= Meiocyte =

Cell that differentiates into a gamete

A meiocyte is a type of cell that differentiates into a gamete through the process of meiosis. Through meiosis, the diploid meiocyte divides into four genetically different haploid gametes. The control of the meiocyte through the meiotic cell cycle varies between different groups of organisms.

==Yeast==
The process of meiosis has been extensively studied in model organisms, such as yeast. Because of this, the way in which the meiocyte is controlled through the meiotic cell cycle is best understood in this group of organisms. A yeast meiocyte that is undergoing meiosis must pass through a number of checkpoints in order to complete the cell cycle. If a meiocyte divides and this division results in a mutant cell, the mutant cell will undergo apoptosis and, therefore, will not complete the cycle.

In natural populations of the yeast Saccharomyces cerevisiae, diploid meiocytes produce haploid cells that then mainly undergo either clonal reproduction, or selfing (intratetrad mating) to form progeny diploid meiocytes.
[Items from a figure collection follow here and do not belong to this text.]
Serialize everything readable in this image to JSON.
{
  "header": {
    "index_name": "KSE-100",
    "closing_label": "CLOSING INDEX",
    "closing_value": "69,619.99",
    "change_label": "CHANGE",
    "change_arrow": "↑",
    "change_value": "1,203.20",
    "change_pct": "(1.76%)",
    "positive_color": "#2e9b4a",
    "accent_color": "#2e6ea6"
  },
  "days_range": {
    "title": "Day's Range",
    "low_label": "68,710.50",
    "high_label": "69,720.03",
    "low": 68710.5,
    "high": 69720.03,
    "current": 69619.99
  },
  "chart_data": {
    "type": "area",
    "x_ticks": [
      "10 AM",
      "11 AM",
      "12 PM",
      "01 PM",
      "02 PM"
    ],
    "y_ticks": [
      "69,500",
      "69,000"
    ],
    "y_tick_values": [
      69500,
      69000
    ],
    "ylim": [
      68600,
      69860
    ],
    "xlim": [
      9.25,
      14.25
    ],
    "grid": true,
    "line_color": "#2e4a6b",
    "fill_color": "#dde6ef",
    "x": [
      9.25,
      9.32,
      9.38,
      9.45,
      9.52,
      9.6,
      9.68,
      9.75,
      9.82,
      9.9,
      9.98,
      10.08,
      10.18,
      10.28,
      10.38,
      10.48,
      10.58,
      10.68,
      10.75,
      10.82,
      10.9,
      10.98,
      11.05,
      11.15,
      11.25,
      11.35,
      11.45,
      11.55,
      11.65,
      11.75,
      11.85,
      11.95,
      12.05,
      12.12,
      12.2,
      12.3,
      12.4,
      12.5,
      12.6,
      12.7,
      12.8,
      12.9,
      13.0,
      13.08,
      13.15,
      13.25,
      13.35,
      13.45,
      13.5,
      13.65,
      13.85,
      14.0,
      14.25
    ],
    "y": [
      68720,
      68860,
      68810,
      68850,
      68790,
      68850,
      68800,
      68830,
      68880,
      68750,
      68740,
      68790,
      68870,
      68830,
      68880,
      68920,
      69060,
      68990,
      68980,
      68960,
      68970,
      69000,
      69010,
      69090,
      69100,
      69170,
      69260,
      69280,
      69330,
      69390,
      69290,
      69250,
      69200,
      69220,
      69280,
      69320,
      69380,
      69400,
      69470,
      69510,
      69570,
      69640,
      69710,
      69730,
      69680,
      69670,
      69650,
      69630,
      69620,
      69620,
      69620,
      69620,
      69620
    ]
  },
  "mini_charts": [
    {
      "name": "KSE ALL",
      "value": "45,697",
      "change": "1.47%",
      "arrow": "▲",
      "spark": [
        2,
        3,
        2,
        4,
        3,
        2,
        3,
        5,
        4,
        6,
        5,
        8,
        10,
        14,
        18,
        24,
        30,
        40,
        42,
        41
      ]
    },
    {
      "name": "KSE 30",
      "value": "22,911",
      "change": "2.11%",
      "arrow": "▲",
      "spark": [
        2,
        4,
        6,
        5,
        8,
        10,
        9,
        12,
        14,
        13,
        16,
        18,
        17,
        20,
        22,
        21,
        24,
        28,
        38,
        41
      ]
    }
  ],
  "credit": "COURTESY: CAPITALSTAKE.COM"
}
When the ancestry of natural S. cerevisiae strains was analyzed, it was determined that formation of diploid meiocytes by outcrossing (as opposed to inbreeding or selfing) occurs only about once every 50,000 cell divisions. These findings suggest that the principal adaptive function of meiocytes may not be related to the production of genetic diversity that occurs infrequently by outcrossing, but rather may be mainly related to recombinational repair of DNA damage (that can occur in meiocytes at each mating cycle).

==Animal==
The animal meiotic cell cycle is very much like that of yeast. Checkpoints within the animal meiotic cell cycle serve to stop mutant meiocytes from progressing further within the cycle. Like yeast meiocytes, if an animal meiocyte differentiates into a mutant cell, the cell will undergo apoptosis.

==Plant==
The meiotic cell cycle in plants is very different from that of yeast and animal cells. In plant studies, mutations have been identified that affect meiocyte formation or the process of meiosis. Most meiotic mutant plant cells complete the meiotic cell cycle and produce abnormal microspores. It appears that plant meiocytes do not undergo any checkpoints within the meiotic cell cycle and can, thus, proceed through the cycle regardless of any defect. By studying the abnormal microspores, the progression of the plant meiocyte through the meiotic cell cycle can be investigated further.

==Mammalian infertility==
Researching meiosis in mammals plays a crucial role in understanding human infertility. Meiosis research within mammal populations is restricted due to the fundamental nature of meiosis. In order to study mammalian meiosis, a culture technique that would allow for this process to be observed live under a microscope would need to be identified. By viewing live mammalian meiosis, one can observe the behavior of mutant meiocytes that may possibly compromise infertility within the particular organism. However, because of the size and small number of meiocytes, collecting samples of these cells has been difficult and is currently being researched.